34. Darum siehe, ich sende Propheten, Weise und Schriftgelehrte zu euch; ihr aber werdet einige von ihnen töten und kreuzigen, andere in euren Synagogen auspeitschen und von Stadt zu Stadt verfolgen. 35. So wird all das unschuldige Blut über euch kommen, das auf Erden vergossen worden ist, vom Blut Abels, des Gerechten, bis zum Blut des Zacharias, Barachias Sohn, den ihr zwischen dem Tempelgebäude und dem Altar ermordet habt.

Der große Bibelgelehrte und Kenner des Heiligen Landes, der immer wieder fromme und volkstümliche Überlieferungen hinterfragt hat, ist auch in diesem Fall kritisch und hält die am alten Tempel vorgezeigten Blutspuren für einen Irrtum. Aber – und das zeigt leider die antijüdische Tendenz dieser Überlieferung – er bemerkt auch: „Wir verurteilen den Irrtum nicht, der aus dem Haß gegen die Juden und frommer Gläubigkeit rührt.“ (G. Stemberger)

Hieronymus ist nicht der erste und nicht der letzte, der über diese Blutspuren spricht. Schon dem anonymen Pilger von Bordeaux, von dem der älteste christliche Pilgerbericht überliefert ist (333 n. Chr.), wurden sie gezeigt:

15. Und in dem Gebäude selbst (aedes ipsa), wo der Tempel war, den Salomo gebaut hat, befindet sich bis zum heutigen Tag auf dem Marmor(fußboden) vor dem Altar das vergossene Blut des Zacharias; auch sind die Spuren der Nägel der Soldaten zu sehen, 16 die ihn töteten, durch den ganzen Raum hindurch wie in Wachs gegossen. (Übersetzung: H. Donner, Pilgerfahrt ins Heilige Land, 54)

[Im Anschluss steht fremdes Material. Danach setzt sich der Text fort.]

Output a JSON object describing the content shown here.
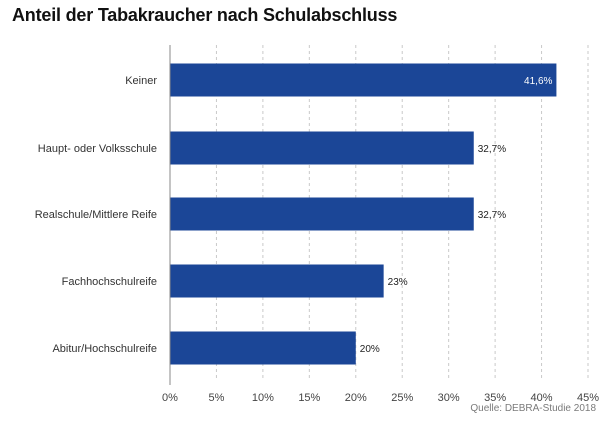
{
  "chart_data": {
    "type": "bar",
    "orientation": "horizontal",
    "title": "Anteil der Tabakraucher nach Schulabschluss",
    "categories": [
      "Keiner",
      "Haupt- oder Volksschule",
      "Realschule/Mittlere Reife",
      "Fachhochschulreife",
      "Abitur/Hochschulreife"
    ],
    "values": [
      41.6,
      32.7,
      32.7,
      23,
      20
    ],
    "value_labels": [
      "41,6%",
      "32,7%",
      "32,7%",
      "23%",
      "20%"
    ],
    "xlim": [
      0,
      45
    ],
    "x_ticks": [
      0,
      5,
      10,
      15,
      20,
      25,
      30,
      35,
      40,
      45
    ],
    "x_tick_labels": [
      "0%",
      "5%",
      "10%",
      "15%",
      "20%",
      "25%",
      "30%",
      "35%",
      "40%",
      "45%"
    ],
    "xlabel": "",
    "ylabel": "",
    "grid": "vertical dashed",
    "legend": "none",
    "bar_color": "#1b4697",
    "source": "Quelle: DEBRA-Studie 2018"
  }
}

Ebenso erwähnt die Pilgerin Egeria (bei Petrus Diaconus, De locis sanctis, E; um 400 n. Chr.; G. Röwekamp) das am Tempel vergossene Blut des Zacharias, wenn auch ohne einen Hinweis auf verbliebene Spuren davon (ähnlich noch Epiphanius der Mönch, 5; vor 692 n. Chr.). Interessanterweise überträgt das Jerusalem-Brevier (3 A; um 550 n. Chr.) diese Tradition, wie es auch bei anderen mit dem Tempelberg verbundenen Überlieferungen geschehen ist, in die Rotunde der Anastasis (Grabeskirche): „Vor dem Grabe (Jesu) ist der Altar, wo der hl. Zacharias getötet wurde, wo sein Blut vertrocknete.“ (H. Donner, Pilgerfahrt ins Heilige Land, 222) Offenbar gab es in einer Apsis gegenüber dem Eingang des Hl. Grabes einen Altar des Zacharias (J. Wilkinson).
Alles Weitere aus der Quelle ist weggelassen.